Three men have been jailed for a total of almost 24 years for a horrific machete attack on a lone driver in broad daylight.

The victim was struck with two of the weapons after his car was rammed in Allerton Road, Bradford, on September 11 last year in what Judge Richard Mansell QC described as “an appalling example of premeditated gang violence.”

Rizwan Basharat, the driver who deliberately ran into the man’s car to disable it and then joined in the attack, was jailed for nine years.

Kamran Khan, who smashed the vehicle windows with a machete and aimed blows at the victim with it, was locked up for eight years.

Akash Ali, who the Crown accepted did not wield a machete but who took part in the joint enterprise, was jailed for six years and nine months.

Basharat, 27, of no fixed address; Khan, 23, of Aberford Road, Girlington, Bradford; and Ali, 24, of Whitehead Grove, Fagley, Bradford, were all sentenced for unlawfully and maliciously wounding their victim with intent to do him grievous bodily harm.

Bradford Crown Court heard yesterday that a fourth man, known as KK, also took part in the attack but had not been apprehended.

Prosecutor Katherine Robinson said Basharat was not before the court for the hearing because he was isolating at HMP Leeds due to Covid-19 issues.
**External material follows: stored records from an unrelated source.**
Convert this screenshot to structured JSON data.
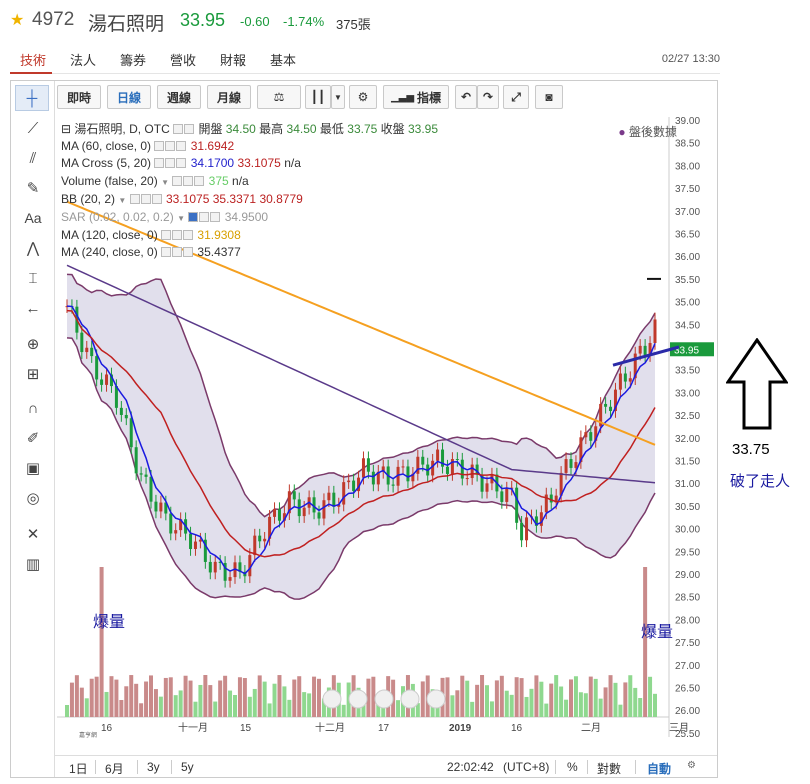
{
  "quote": {
    "code": "4972",
    "name": "湯石照明",
    "price": "33.95",
    "change": "-0.60",
    "change_pct": "-1.74%",
    "volume": "375張"
  },
  "tabs": [
    "技術",
    "法人",
    "籌券",
    "營收",
    "財報",
    "基本"
  ],
  "datetime": "02/27 13:30",
  "toolbar": {
    "realtime": "即時",
    "daily": "日線",
    "weekly": "週線",
    "monthly": "月線",
    "indicators": "指標"
  },
  "legend": {
    "main": {
      "label": "湯石照明, D, OTC",
      "open_l": "開盤",
      "open": "34.50",
      "high_l": "最高",
      "high": "34.50",
      "low_l": "最低",
      "low": "33.75",
      "close_l": "收盤",
      "close": "33.95"
    },
    "ma60": {
      "label": "MA (60, close, 0)",
      "value": "31.6942"
    },
    "macross": {
      "label": "MA Cross (5, 20)",
      "v1": "34.1700",
      "v2": "33.1075",
      "v3": "n/a"
    },
    "volume": {
      "label": "Volume (false, 20)",
      "v1": "375",
      "v2": "n/a"
    },
    "bb": {
      "label": "BB (20, 2)",
      "v1": "33.1075",
      "v2": "35.3371",
      "v3": "30.8779"
    },
    "sar": {
      "label": "SAR (0.02, 0.02, 0.2)",
      "value": "34.9500"
    },
    "ma120": {
      "label": "MA (120, close, 0)",
      "value": "31.9308"
    },
    "ma240": {
      "label": "MA (240, close, 0)",
      "value": "35.4377"
    }
  },
  "after_hours": "盤後數據",
  "price_axis": [
    "39.00",
    "38.50",
    "38.00",
    "37.50",
    "37.00",
    "36.50",
    "36.00",
    "35.50",
    "35.00",
    "34.50",
    "34.00",
    "33.50",
    "33.00",
    "32.50",
    "32.00",
    "31.50",
    "31.00",
    "30.50",
    "30.00",
    "29.50",
    "29.00",
    "28.50",
    "28.00",
    "27.50",
    "27.00",
    "26.50",
    "26.00",
    "25.50"
  ],
  "price_tag": "33.95",
  "time_axis": [
    "16",
    "十一月",
    "15",
    "十二月",
    "17",
    "2019",
    "16",
    "二月",
    "三月"
  ],
  "bottom_bar": {
    "ranges": [
      "1日",
      "6月",
      "3y",
      "5y"
    ],
    "clock": "22:02:42",
    "tz": "(UTC+8)",
    "pct": "%",
    "log": "對數",
    "auto": "自動"
  },
  "annotations": {
    "vol_burst_left": "爆量",
    "vol_burst_right": "爆量",
    "level": "33.75",
    "note": "破了走人"
  },
  "logo_text": "嘉亨網",
  "colors": {
    "up": "#1a9a3c",
    "down": "#c0392b",
    "ma60": "#c02020",
    "ma5": "#1a1ae0",
    "ma240": "#f5a020",
    "ma120": "#5a3a8a",
    "bb_fill": "#c9c4dc",
    "bb_line": "#7a3a6a"
  }
}
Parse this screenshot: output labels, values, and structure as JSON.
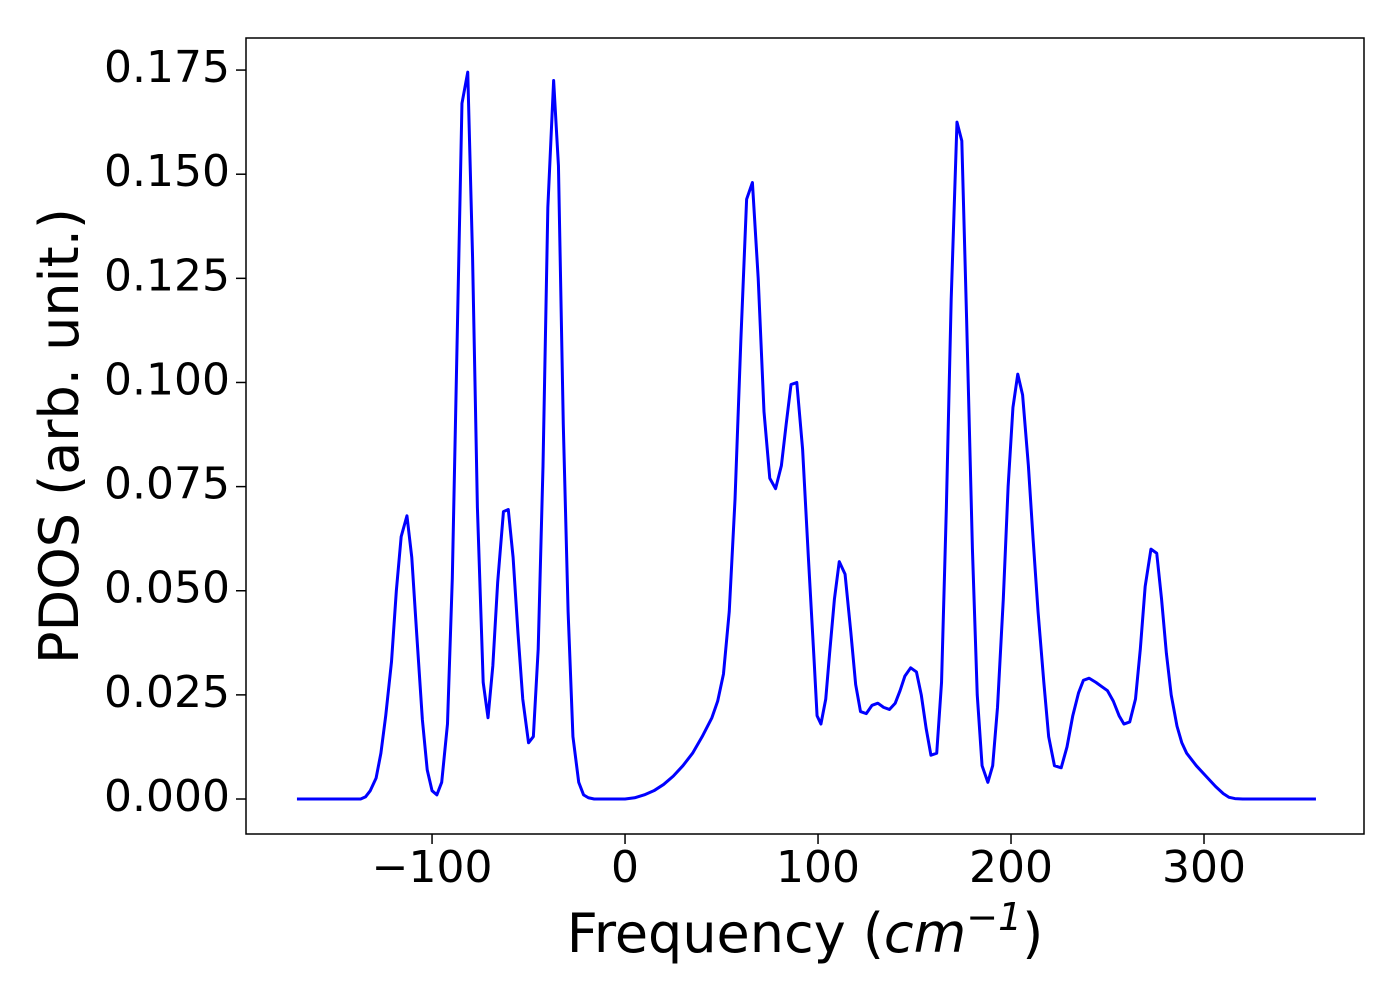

But he had told his lawyers he still wanted to be sentenced.

Khan and Ali were sentenced on a video link to the prison.

Miss Robinson said that Ali had pleaded guilty to the offence. The remaining two defendants were convicted after a trial. She said they were all being dealt with for their parts in a joint enterprise.

Judge Mansell said the motive for the attack was known only to the defendants and the victim, who had been reluctant to come to court to give evidence.

The man had been driving down Allerton Road in broad daylight when he encountered Basharat and his three passengers.

Basharat crossed the road at speed in his vehicle and smashed into the victim’s car, effectively disabling it.

The three defendants and KK had jumped out to attack the man and smash up his car.

Members of the public had filmed the incident on their phones, the court was told.

The victim suffered lacerations to his arms when he held them up to defend himself.

He was taken to a nearby shop afterwards with blood pouring from his wounds.

Basharat was on licence at the time having served a jail sentence for drugs trafficking.

His barrister, Jeremy Barton, said he was not initially armed. Then he did wield a machete but not to the extent that some of the others did.

Ian Hudson, for Khan, said he had no previous convictions. He was only 22 at the time and he had spent more than a year on remand in prison.

Alasdair Campbell, Ali’s barrister, said he did not have a machete but accepted it was a joint enterprise attack, knowing that others were armed. The victim suffered four lacerations but no permanent damage was caused in an incident that lasted just seconds.

“It was a short brutal attack and not sustained or repeated,” Mr Campbell said.